• From the Director

Use our new Checkpoints activities in Year 7!

A secure understanding of Key Stage 2 maths is crucial for new Year 7s to progress at secondary school

Use our new Checkpoints activities in Year 7!
  • Published: 03/09/2021

Are you a secondary school maths teacher, teaching Year 7? If so, I’m asking you to be honest with yourself. How much do you know about the maths your new Year 7s learnt in Key Stage 2? I suspect many of you may have a general sense of what has been taught, but probably don’t really know much detail about breadth and depth of coverage, or how content has been taught.

A secure understanding of the Key Stage 2 mathematics curriculum is a crucial foundation for pupils to make a success of their maths education at secondary school. From my own teaching experience, I know that Year 7s who have a secure understanding of place value and basic fractions, and can reason multiplicatively, are far more likely to master the Key Stage 3 curriculum and go on to succeed at GCSE, especially if this understanding is underpinned by fluent numeracy. My experience of teaching GCSE-resit students confirms this.

Problems associated with Key Stage 3 were highlighted in Ofsted’s 2015 report Key stage 3: the wasted years?, and I’m far from convinced the issues the report identified have been tackled for maths teaching in many secondary schools. Two quotes from the report stand out for me:

‘Many secondary schools do not build sufficiently on pupils’ prior learning.’


‘Key Stage 3 is not a high priority for many secondary school leaders in timetabling, assessment and monitoring of pupils’ progress.’

Ready for the start of the new academic year, the NCETM has developed Checkpoints, an extensive set of classroom activities to support Year 7 mathematics teaching. These activities are designed specifically to help teachers of Year 7 maths to check and reinforce their pupils’ understanding of, and fluency with, fundamental mathematical knowledge and concepts from Key Stage 2. This will help ensure firm foundations are in place for the rest of Key Stage 3 and beyond.
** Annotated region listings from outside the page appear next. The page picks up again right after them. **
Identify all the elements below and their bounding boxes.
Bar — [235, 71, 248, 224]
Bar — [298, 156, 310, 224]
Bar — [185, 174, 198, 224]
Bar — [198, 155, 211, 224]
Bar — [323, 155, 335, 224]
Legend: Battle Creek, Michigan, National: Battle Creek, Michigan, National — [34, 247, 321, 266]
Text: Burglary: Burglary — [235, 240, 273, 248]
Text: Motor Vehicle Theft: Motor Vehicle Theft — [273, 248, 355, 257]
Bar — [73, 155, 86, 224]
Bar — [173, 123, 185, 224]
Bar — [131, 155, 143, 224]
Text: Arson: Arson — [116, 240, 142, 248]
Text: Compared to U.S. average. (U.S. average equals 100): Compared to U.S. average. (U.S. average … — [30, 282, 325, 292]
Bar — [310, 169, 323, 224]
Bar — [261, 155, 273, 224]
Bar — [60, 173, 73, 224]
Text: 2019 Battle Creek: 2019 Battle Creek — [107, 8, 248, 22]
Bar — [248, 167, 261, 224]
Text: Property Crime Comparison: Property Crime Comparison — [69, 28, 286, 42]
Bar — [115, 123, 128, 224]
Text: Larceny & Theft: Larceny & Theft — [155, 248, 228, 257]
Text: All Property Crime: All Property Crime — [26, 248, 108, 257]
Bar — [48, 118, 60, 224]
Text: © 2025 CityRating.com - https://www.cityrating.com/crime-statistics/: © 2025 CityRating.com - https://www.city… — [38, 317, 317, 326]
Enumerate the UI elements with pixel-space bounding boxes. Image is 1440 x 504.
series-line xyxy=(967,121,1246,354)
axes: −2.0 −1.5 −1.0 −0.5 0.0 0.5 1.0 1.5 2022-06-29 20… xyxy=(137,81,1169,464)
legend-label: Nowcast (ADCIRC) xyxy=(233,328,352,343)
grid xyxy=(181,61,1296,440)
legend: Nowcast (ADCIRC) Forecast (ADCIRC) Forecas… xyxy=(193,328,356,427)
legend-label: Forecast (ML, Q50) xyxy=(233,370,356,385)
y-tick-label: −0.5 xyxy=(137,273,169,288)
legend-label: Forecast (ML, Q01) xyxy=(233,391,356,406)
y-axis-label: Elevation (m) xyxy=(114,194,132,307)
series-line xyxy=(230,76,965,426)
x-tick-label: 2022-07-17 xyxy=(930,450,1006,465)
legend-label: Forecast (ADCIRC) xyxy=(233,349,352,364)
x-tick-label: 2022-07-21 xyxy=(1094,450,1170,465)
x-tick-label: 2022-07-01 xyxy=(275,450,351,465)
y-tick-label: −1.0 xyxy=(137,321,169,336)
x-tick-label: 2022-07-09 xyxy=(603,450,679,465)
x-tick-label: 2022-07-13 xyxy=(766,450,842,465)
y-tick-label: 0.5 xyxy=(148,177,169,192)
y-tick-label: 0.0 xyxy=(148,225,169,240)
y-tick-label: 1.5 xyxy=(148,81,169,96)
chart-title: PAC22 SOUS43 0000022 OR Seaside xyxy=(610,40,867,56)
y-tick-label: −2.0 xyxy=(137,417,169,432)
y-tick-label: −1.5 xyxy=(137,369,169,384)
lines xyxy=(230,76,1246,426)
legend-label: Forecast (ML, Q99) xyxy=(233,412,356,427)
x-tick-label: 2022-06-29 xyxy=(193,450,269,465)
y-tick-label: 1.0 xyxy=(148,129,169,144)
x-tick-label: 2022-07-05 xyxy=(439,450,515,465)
The resources provide enough material for up to three 10- to 20-minute classroom activities per week throughout Year 7. Feedback from teachers who have previewed them has been very positive and I’m convinced they can make a major contribution to improving pupils’ transition to secondary school mathematics, which can help many more to go on to succeed at GCSE.

Checking and reinforcing mathematical foundations from the primary curriculum would be important in any year, but the Covid disruption means these transition issues are more important than ever in 2021. I hope this year’s Year 7s will really enjoy these activities and that working on them in their maths lessons will help to boost their confidence as they progress through their first year of secondary school mathematics.

As well as the new Checkpoints resources, the NCETM and Maths Hubs have been engaged in other work to address the primary school to secondary school transition in maths, and to emphasise the importance of mathematics teaching and learning at Key Stage 3:

  • Working through Maths Hubs, we have developed professional development to address the transition from Key Stage 2 to Key Stage 3 through a nationally-available Years 5–8 Continuity project, enabling primary and secondary school teachers to work together to help ensure a smooth and coherent transition in pupils’ maths education from primary to secondary school.
  • The NCETM’s primary mathematics National Curriculum Guidance document includes ready-to-progress criteria that highlight key areas of the Key Stage 2 curriculum that pupils need to master to be ready for maths at Key Stage 3.

Key Stage 3 is a vital period in young people’s maths education, and we need to make sure it’s used well. It’s the time when the fundamentals of number, arithmetic and basic geometry—rooted in the primary maths curriculum—should become second nature. This should, in turn, provide a solid foundation from which the basics of algebra, coordinate geometry, trigonometry and statistics can be mastered. Crucially, it’s the time when pupils should realise that maths is not an ever-growing set of rules to be remembered. Instead, they should learn that the different aspects of the mathematics curriculum form a logically-connected whole, and that maths is a rewarding and enjoyable subject that they can learn with confidence and make use of in the future.

I strongly recommend the NCETM’s Checkpoints activities, which I believe will help to ensure that Year 7 is a positive mathematical experience for those starting secondary school this year.